In Samsung’s SSD lineup, the 9100 PRO is above the 990 PRO (PCIe 4.0 x4) and 990 EVO (PCIe 4.0 x4 / 5.0 x2). The maximum size of 990 PRO is 4TB, with speeds up to 7,450/6,900 MB/s and 1,600K/1,550K IOPS, while the 990 EVO is capped at 2TB with up to 5,000/4,200 MB/s and 700K/800K IOPS. The 9100 PRO adds an 8TB tier and nearly doubles the 990 PRO’s stats, while outpacing the EVO models completely.
In the broader market of 8TB Gen5 M.2 drives, alternatives are still limited. TeamGroup T-Force GE PRO 8TB is spec’d up to 14,000 MB/s, and the T-Force GA PRO 8TB targets up to 10,000 MB/s as a lower-tier Gen5 option. Sandisk announced WD_BLACK SN8100 8TB for later in 2025. The Samsung therefore lands among the first broadly available 8TB Gen5 M.2 SSD options.

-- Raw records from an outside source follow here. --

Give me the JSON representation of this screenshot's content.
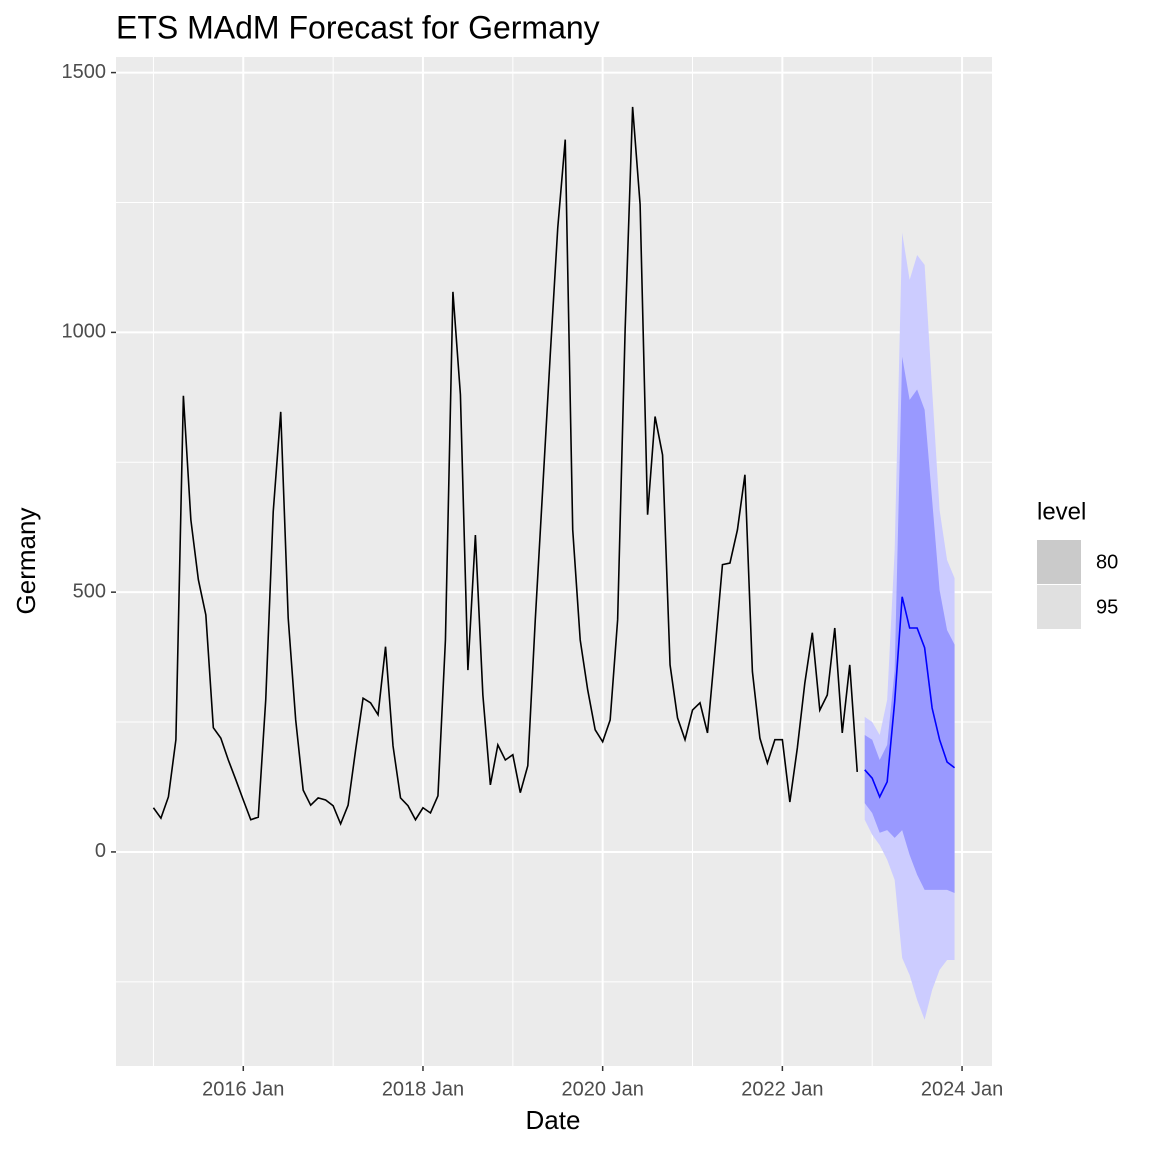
{
  "chart_data": {
    "type": "line",
    "title": "ETS MAdM Forecast for Germany",
    "x_label": "Date",
    "y_label": "Germany",
    "xlim": [
      "2014-08",
      "2024-05"
    ],
    "xticks": [
      {
        "value": "2016-01",
        "label": "2016 Jan"
      },
      {
        "value": "2018-01",
        "label": "2018 Jan"
      },
      {
        "value": "2020-01",
        "label": "2020 Jan"
      },
      {
        "value": "2022-01",
        "label": "2022 Jan"
      },
      {
        "value": "2024-01",
        "label": "2024 Jan"
      }
    ],
    "ylim": [
      -412,
      1530
    ],
    "yticks": [
      0,
      500,
      1000,
      1500
    ],
    "grid": true,
    "x": [
      "2015-01",
      "2015-02",
      "2015-03",
      "2015-04",
      "2015-05",
      "2015-06",
      "2015-07",
      "2015-08",
      "2015-09",
      "2015-10",
      "2015-11",
      "2015-12",
      "2016-01",
      "2016-02",
      "2016-03",
      "2016-04",
      "2016-05",
      "2016-06",
      "2016-07",
      "2016-08",
      "2016-09",
      "2016-10",
      "2016-11",
      "2016-12",
      "2017-01",
      "2017-02",
      "2017-03",
      "2017-04",
      "2017-05",
      "2017-06",
      "2017-07",
      "2017-08",
      "2017-09",
      "2017-10",
      "2017-11",
      "2017-12",
      "2018-01",
      "2018-02",
      "2018-03",
      "2018-04",
      "2018-05",
      "2018-06",
      "2018-07",
      "2018-08",
      "2018-09",
      "2018-10",
      "2018-11",
      "2018-12",
      "2019-01",
      "2019-02",
      "2019-03",
      "2019-04",
      "2019-05",
      "2019-06",
      "2019-07",
      "2019-08",
      "2019-09",
      "2019-10",
      "2019-11",
      "2019-12",
      "2020-01",
      "2020-02",
      "2020-03",
      "2020-04",
      "2020-05",
      "2020-06",
      "2020-07",
      "2020-08",
      "2020-09",
      "2020-10",
      "2020-11",
      "2020-12",
      "2021-01",
      "2021-02",
      "2021-03",
      "2021-04",
      "2021-05",
      "2021-06",
      "2021-07",
      "2021-08",
      "2021-09",
      "2021-10",
      "2021-11",
      "2021-12",
      "2022-01",
      "2022-02",
      "2022-03",
      "2022-04",
      "2022-05",
      "2022-06",
      "2022-07",
      "2022-08",
      "2022-09",
      "2022-10",
      "2022-11"
    ],
    "values": [
      85,
      65,
      106,
      216,
      878,
      639,
      524,
      456,
      239,
      219,
      177,
      139,
      100,
      62,
      67,
      293,
      655,
      847,
      450,
      254,
      119,
      90,
      104,
      100,
      89,
      54,
      90,
      196,
      296,
      287,
      264,
      395,
      204,
      104,
      89,
      62,
      85,
      75,
      108,
      408,
      1078,
      880,
      350,
      610,
      302,
      129,
      206,
      177,
      187,
      114,
      166,
      447,
      701,
      957,
      1201,
      1371,
      620,
      408,
      312,
      235,
      212,
      254,
      447,
      1005,
      1434,
      1246,
      649,
      838,
      764,
      360,
      258,
      216,
      273,
      287,
      229,
      389,
      553,
      556,
      620,
      726,
      347,
      219,
      171,
      216,
      216,
      96,
      200,
      325,
      422,
      273,
      302,
      431,
      229,
      360,
      154
    ],
    "color": "#000000",
    "forecast": {
      "x": [
        "2022-12",
        "2023-01",
        "2023-02",
        "2023-03",
        "2023-04",
        "2023-05",
        "2023-06",
        "2023-07",
        "2023-08",
        "2023-09",
        "2023-10",
        "2023-11",
        "2023-12"
      ],
      "mean": [
        158,
        142,
        106,
        135,
        289,
        491,
        431,
        431,
        393,
        277,
        216,
        173,
        162
      ],
      "color": "#0000ff",
      "legend_title": "level",
      "intervals": [
        {
          "name": "95",
          "color": "#ccccff",
          "key_color": "#e0e0e0",
          "lower": [
            62,
            33,
            13,
            -15,
            -54,
            -204,
            -237,
            -285,
            -323,
            -266,
            -227,
            -208,
            -208
          ],
          "upper": [
            260,
            250,
            225,
            293,
            581,
            1192,
            1101,
            1149,
            1130,
            890,
            658,
            562,
            527
          ]
        },
        {
          "name": "80",
          "color": "#9999ff",
          "key_color": "#cacaca",
          "lower": [
            94,
            75,
            37,
            42,
            27,
            42,
            -6,
            -44,
            -73,
            -73,
            -73,
            -73,
            -79
          ],
          "upper": [
            225,
            216,
            177,
            206,
            350,
            953,
            870,
            890,
            851,
            678,
            504,
            427,
            399
          ]
        }
      ]
    }
  }
}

PCIe 5.0 SSDs have Thermal Design Power (TDP) that usually range from around 10W to 15W, with some high-performance drives potentially exceeding this. Terabytes Written (TBW) is a key metric that determines how much data an SSD can handle before reaching its wear limit. Find more about gaming SSDs in our separate guide (how to read the stats and choose the right SSD for your needs).
Gen5 SSD in Gaming
For pure gaming performance, moving from a fast PCIe 4.0 NVMe to a PCIe 5.0 model doesn’t meaningfully impact frame rates and only modestly affects load times. For gamers, that means the practical value of an 8TB Gen5 drive today is mostly about capacity, rather than raw interface speed: room for giant patches or modifications, high-resolution textures, and installs that no longer require constant shuffling.
On the software side, DirectStorage support on PC is still limited to a short list of titles (Forspoken, Ratchet & Clank: Rift Apart, Forza Motorsport, Horizon Forbidden West, and a handful of others). The API’s promise is lower CPU overhead and more efficient asset streaming. Still, game developers and content pipelines need to leverage it before the benefits become widely visible in modern games.
On consoles, the relevance is mostly capacity. The 8TB Samsung 9100 PRO with heatsink is designed to fit the PS5 expansion slot, but the console operates over PCIe 4.0, so you gain space, not extra Gen5 speed.
Where the 8TB Gen5 SSD shines is mixed play and work use. Players juggling multiple live-service games, Call of Duty–scale installs, or 4-8K texture mod packs benefit from the headroom. At the same time, streamers and creators who capture, move, and edit large video files or build projects in UE5/Unity will see tangible time savings in sustained transfers and asset builds.
In short, PCIe 5.0 SSD helps with throughput, while 8TB SSD capacity removes the uninstall/reinstall carousel. The other significant benefit is future-proofing. If you decide to upgrade your PC with an 8TB Gen5 SSD, you won’t have to think about acquiring the new drive for the rest of the decade.